We have found no truth in these waters,
(…)
the same space always and above it is the man.

In the waters of the theme park, the dolphins have “found no truth”. There is nothing familiar about the world they’re forced to live in. They can’t tap into the history of their “flesh”. The speaker makes use of a simple way of describing what happened to them. They were “blessed” in their previous world, and in this one, they “are not blessed.” 

In lines four through six the dolphin speaker/s explains how they came to understand their new, confining space. They traveled it for “days” and then “began / to translate.” They figured out quickly that there was nothing more to it than what they initially experienced. It “was the same space” day after day. They are also able to count on the continued presence of man “above” the space. 

In these lines, a reader should take note of the three different times the word “space” is used. The speaker says, “such space” once and “same space” twice. This is in order to emphasize the importance of place and space in the dolphin’s world.

 

Stanza Three

And now we are no longer blessed, for the world
(…)
we have to balance till the man has disappeared.

In the third stanza, the speaker uses the word “blessed” again. They know that they are “no longer blessed” because the world doesn’t act like it used to. It will not “deepen to dream in.” This contrasts with what they knew before. The oceans were to them a world that reflected back their own selves. 

There are moments in which they see one another, and the flash of “silver skin” and think they are somewhere else. It brings up a memory of the past in which they were free to swim and be with others of their kind. Now, the only colors they really see are the ones on the “ball.” The stanza ends with the speaker saying that there is no way out of this situation for them until “man has disappeared.” This is a dark statement that alludes to more than the end of that day’s show. They know that dolphins, and all those like them, are not going to be free until men are gone for good. 

 

Stanza Four 

The moon has disappeared. We circle well-worn grooves
of water on a single note. Music of loss forever
(…)
to the limits of this pool until the whistle blows.
There is a man and our mind knows we will die here.
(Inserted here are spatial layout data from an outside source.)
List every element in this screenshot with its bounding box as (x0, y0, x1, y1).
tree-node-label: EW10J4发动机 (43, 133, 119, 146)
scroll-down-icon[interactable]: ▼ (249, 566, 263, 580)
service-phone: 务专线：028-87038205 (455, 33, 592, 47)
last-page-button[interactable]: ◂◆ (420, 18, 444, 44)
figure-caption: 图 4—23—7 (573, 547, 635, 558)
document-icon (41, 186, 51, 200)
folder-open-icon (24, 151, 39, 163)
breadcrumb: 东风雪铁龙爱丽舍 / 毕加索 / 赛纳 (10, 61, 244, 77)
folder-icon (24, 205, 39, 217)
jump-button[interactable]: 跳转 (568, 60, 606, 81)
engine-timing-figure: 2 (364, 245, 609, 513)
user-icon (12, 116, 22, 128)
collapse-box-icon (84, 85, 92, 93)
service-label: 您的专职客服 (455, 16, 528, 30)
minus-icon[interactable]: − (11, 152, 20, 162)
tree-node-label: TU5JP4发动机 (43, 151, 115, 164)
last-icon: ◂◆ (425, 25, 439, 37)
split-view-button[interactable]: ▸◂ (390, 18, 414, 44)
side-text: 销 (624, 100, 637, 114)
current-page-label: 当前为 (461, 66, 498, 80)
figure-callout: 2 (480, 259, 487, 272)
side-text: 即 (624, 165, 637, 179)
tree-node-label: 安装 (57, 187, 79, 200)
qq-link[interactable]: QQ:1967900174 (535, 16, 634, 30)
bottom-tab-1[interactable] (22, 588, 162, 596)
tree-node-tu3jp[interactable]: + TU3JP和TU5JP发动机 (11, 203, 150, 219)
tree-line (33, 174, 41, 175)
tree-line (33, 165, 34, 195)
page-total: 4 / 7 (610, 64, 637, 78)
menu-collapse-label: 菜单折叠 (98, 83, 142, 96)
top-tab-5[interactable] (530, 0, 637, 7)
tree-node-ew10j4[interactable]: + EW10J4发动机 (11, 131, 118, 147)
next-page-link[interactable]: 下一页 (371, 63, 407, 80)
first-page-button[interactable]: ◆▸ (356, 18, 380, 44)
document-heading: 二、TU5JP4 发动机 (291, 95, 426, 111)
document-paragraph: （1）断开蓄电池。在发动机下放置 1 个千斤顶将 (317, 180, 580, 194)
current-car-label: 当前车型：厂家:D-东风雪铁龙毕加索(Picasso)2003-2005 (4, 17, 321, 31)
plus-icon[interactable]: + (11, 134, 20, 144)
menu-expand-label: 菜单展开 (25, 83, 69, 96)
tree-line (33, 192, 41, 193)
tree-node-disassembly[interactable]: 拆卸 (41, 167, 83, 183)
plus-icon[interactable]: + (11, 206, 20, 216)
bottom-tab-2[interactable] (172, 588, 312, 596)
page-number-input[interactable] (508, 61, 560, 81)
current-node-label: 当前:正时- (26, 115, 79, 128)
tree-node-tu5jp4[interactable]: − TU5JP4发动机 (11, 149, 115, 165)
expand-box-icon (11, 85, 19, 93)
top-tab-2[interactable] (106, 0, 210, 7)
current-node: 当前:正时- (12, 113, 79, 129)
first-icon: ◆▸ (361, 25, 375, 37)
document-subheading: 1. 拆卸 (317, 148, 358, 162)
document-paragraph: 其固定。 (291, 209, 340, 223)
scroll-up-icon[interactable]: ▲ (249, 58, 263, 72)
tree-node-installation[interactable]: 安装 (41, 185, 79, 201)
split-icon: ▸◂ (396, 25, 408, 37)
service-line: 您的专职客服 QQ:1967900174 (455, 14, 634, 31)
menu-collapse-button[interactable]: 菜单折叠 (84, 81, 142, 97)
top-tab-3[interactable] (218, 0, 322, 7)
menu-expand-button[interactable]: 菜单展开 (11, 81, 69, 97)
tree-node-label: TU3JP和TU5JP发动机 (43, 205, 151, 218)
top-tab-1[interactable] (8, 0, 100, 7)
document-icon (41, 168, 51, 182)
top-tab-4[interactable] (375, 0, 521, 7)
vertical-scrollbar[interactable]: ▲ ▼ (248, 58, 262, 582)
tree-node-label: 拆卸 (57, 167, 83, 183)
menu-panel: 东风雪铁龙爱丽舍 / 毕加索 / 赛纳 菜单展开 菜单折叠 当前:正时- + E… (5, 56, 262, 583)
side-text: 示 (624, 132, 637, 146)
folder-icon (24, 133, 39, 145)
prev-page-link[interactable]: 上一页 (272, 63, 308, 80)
In the fourth stanza, the speaker begins by saying that the “moon has disappeared”. In ways that are familiar for animals in captivity, the dolphins’ circle and circle. They speak on the “well-worn grooves” in the water and of music that is lost forever. This is the language of their previous lives. It is the pattern of their prior movements and the interactions they use to have with the larger ecosystem. 

In the final lines, the poem ends on a very dark note. They spend the night circling and eventually sink to the bottom of the pool. As stated in the last stanza, they know there is “no hope” of getting out of this situation, there are only the “limits of this pool”. Then, the man is back again and the “whistle blows”. They are forced to perform while knowing in their minds that they “will die here.”